Per l’artista a essere centrale doveva essere la persona. A lui interessava eviscerare in ogni modo possibile l’animo umano, le sue paure, insicurezze, e le sue gioie. Così, nelle sue opere la trama e l’ambientazione sembrano quasi relegati sullo sfondo, per lasciare ai personaggi tutto lo spazio necessario per “vivere”, evolversi e agire.

Foto dal sito ufficiale dello Studio Ghibli

“Fino a che punto si sanno i fatti del mondo?”

I documentari sul volto, anima e padre dello Studio Ghibli, Hayao Miyazaki, sono numerosi e ognuno aggiunge un piccolo pezzo nel grande puzzle della sua personalità. Severo, se non addirittura spaventoso sul lavoro (come lui stesso afferma ne “Il regno dei sogni e della follia“), buffo e incredibilmente autoironico nel quotidiano.

Per il Maestro dell’animazione giapponese il lavoro è tutto: comincia alle 11 la mattina e posa la matita solamente alle 21 la sera. In tutto questo tempo disegna senza sosta, con l’eccezione della pausa “ginnastica” e di qualche riunione con i suoi collaboratori.

Anzi, non riesce proprio a stare fermo e, oltre allo Studio, continua a lavorare anche a casa di sabato. Poi, ripulisce il fiume, ingurgita tazzone di the, fa fotografie e riflette sul mondo che lo circonda. È proprio in questo che risiede una delle differenze con Isao Takahata: i film di Miyazaki, infatti, ruotano attorno a temi ben precisi. Ambiente, crisi climatica, guerra, povertà sono solo alcune delle tematiche maggiormente affrontate da Miya-san. Basti pensare a “Principessa Mononoke” o anche a “Il Castello Errante di Howl“.

Foto dal documentario “Never-Ending Man: Hayao Miyazaki”

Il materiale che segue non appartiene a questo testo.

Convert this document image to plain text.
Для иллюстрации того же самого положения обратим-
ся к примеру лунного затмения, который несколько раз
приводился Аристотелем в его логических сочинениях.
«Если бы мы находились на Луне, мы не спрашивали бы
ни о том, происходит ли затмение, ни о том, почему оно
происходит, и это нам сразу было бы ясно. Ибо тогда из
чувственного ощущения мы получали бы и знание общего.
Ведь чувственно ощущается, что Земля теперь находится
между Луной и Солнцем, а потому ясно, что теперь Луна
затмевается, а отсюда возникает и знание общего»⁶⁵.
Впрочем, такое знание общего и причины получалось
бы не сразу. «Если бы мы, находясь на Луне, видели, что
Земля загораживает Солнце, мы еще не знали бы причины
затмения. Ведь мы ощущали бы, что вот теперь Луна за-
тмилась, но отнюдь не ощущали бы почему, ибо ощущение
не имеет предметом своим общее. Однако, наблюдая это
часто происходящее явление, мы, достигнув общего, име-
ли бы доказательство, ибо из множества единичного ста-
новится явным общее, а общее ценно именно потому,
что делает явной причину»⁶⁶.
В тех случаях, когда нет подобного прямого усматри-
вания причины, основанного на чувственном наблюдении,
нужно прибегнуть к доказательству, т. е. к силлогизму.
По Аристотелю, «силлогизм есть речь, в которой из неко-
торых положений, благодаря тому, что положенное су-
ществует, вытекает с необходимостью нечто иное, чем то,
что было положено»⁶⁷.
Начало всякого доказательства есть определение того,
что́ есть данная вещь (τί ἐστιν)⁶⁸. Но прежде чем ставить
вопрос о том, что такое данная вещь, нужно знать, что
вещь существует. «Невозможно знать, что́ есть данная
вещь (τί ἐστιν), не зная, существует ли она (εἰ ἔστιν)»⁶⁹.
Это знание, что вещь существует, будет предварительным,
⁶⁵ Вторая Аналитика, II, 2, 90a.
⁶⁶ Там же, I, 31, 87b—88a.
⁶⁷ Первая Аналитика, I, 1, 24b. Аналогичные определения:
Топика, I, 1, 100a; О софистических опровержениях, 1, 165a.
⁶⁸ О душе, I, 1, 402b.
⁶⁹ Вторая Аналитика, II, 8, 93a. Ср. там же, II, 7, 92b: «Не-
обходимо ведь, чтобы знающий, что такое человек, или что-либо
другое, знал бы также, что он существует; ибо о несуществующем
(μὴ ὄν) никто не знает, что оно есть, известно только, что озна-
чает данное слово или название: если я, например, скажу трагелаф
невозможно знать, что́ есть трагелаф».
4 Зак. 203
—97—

Del Maestro, però, si sono dette tante, troppe cose sul suo stile artistico, sul suo talento e la sua visione. In fondo, abbiamo avuto 40 anni di Studio Ghibli per conoscere e apprezzare appieno il talento artistico di Hayao Miyazaki.

Di lui come uomo, tuttavia, il documentario “Never-Ending Man: Hayao Miyazaki” fornisce uno spaccato impossibile da perdere per i fan. Sagace, a tratti tagliente nell’esternare i suoi pensieri, Miyazaki, 84 anni, ha ancora tanto da in mente.

Nonostante gli annunci del suo “imminente” – e mai realizzato – ritiro definitivo (eccetto una breve parentesi), infatti, il genio ha sbalordito tutti portando sul grande schermo “Il ragazzo e l’airone“, ultimo capolavoro arrivato nelle sale italiane il 1 gennaio del 2024. Questo a dimostrazione del fatto che, sebbene si consideri nella “fase finale della (sua) vita“, Miyazaki non è un uomo che si arrende facilmente.

Da molti considerato il “testamento” di Miyazaki, Il ragazzo e l’airone è la summa dell’essenza stessa del Maestro e al contempo una sintesi del suo modo di fare e vedere le cose. Per tutto il lungometraggio, infatti, risuonano alcune delle domande che lo stesso Miya-san si è posto per tutta la sua vita: “Come vivi?” e “Fino a che punto si conoscono i fatti del mondo?“.

Non a caso, il titolo originale del film era proprio “How do you live?“. È su questa domanda che il regista ha riflettuto per ben 10 anni, prima di riuscire a trovare la sua risposta e a condensarla nelle due ore della pellicola.